An economy still deep in the doldrums and the accompanying depressed job market are driving down the near-term expectations of motor carrier executives recently surveyed.

According to Transport Capital Partners (TCP), its 3Q 2011 Business Expectations Survey found that only 45% of the carrier executives surveyed expect volume increases in the next 12 months, compared with 80% in the survey done in May.

“The weak-to-flat economy and general malaise shown in jobs outlook has truckers joining other businesses in a lack of confidence in the recovery,” said Richard Mikes, TCP partner and survey founder. He added that a similar percentage (48%) of the carriers shifted to a “remain the same” outlook this quarter.

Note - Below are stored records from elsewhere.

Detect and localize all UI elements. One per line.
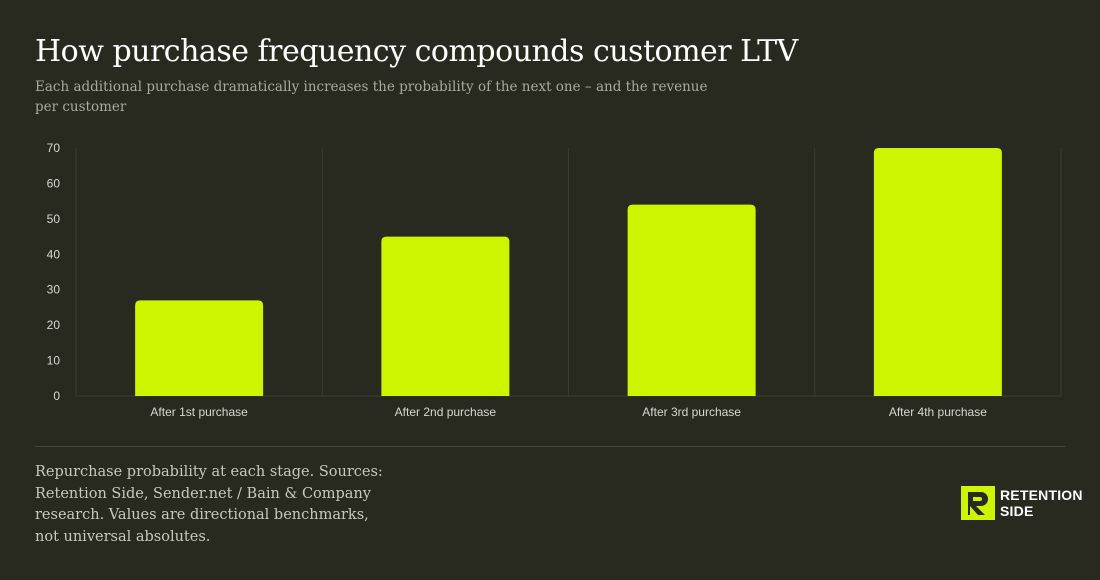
x-tick-label: After 2nd purchase [395,405,497,419]
y-tick-label: 0 [53,389,60,403]
x-tick-label: After 4th purchase [889,405,987,419]
y-tick-label: 50 [47,212,61,226]
chart-subtitle: Each additional purchase dramatically in… [35,79,708,115]
footer-divider [35,446,1065,447]
y-tick-label: 10 [47,354,61,368]
x-tick-label: After 1st purchase [150,405,248,419]
x-tick-label: After 3rd purchase [642,405,741,419]
y-tick-label: 70 [47,141,61,155]
bar [627,204,756,396]
y-tick-label: 20 [47,318,61,332]
bar [873,148,1002,396]
logo-line-1: RETENTION [1000,487,1083,503]
logo-wordmark: RETENTION SIDE [1000,487,1083,519]
brand-logo: RETENTION SIDE [961,486,1083,520]
logo-line-2: SIDE [1000,503,1034,519]
y-tick-label: 30 [47,283,61,297]
y-tick-label: 60 [47,176,61,190]
source-note: Repurchase probability at each stage. So… [35,464,383,545]
bar [381,236,510,396]
chart-title: How purchase frequency compounds custome… [35,34,798,69]
bar-chart: 0 10 20 30 40 50 60 70 After 1st purchase After 2… [47,141,1062,419]
bar [135,300,264,396]
retention-side-logo-icon [961,486,995,520]
y-tick-label: 40 [47,247,61,261]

“TCP expects the next year to be heavily influenced by macro events in this tenuous environment,” pointed out Lana Batts, TCP partner. She noted that in contrast to last quarter, smaller carriers (under $25 million in revenue) are more optimistic, with 54% expecting business volume increases compared to 38% of the larger carriers.

Furthermore, expectations for rate increases showed a decline for the first time in a year with 61% of the carriers expecting increases, and a third of the carriers expecting rates to remain the same. According to TCP, “truckers are becoming more cautious and this attitude may be reflected in future truck orders.”

Batts also said that “increased government regulation has been felt by the industry and it is apparent that uncertainty is taking its toll on truckers.” Additionally, Mikes pointed out “recent downward trends in consumer confidence, uneven freight demand reports, and spot market volatility are all signs of an economy whose direction is uncertain in carriers’ minds.”

The partners noted that TCP couples these survey results with conversations they hold daily with carriers and others in the industry to “present an insightful dialogue on key issues.”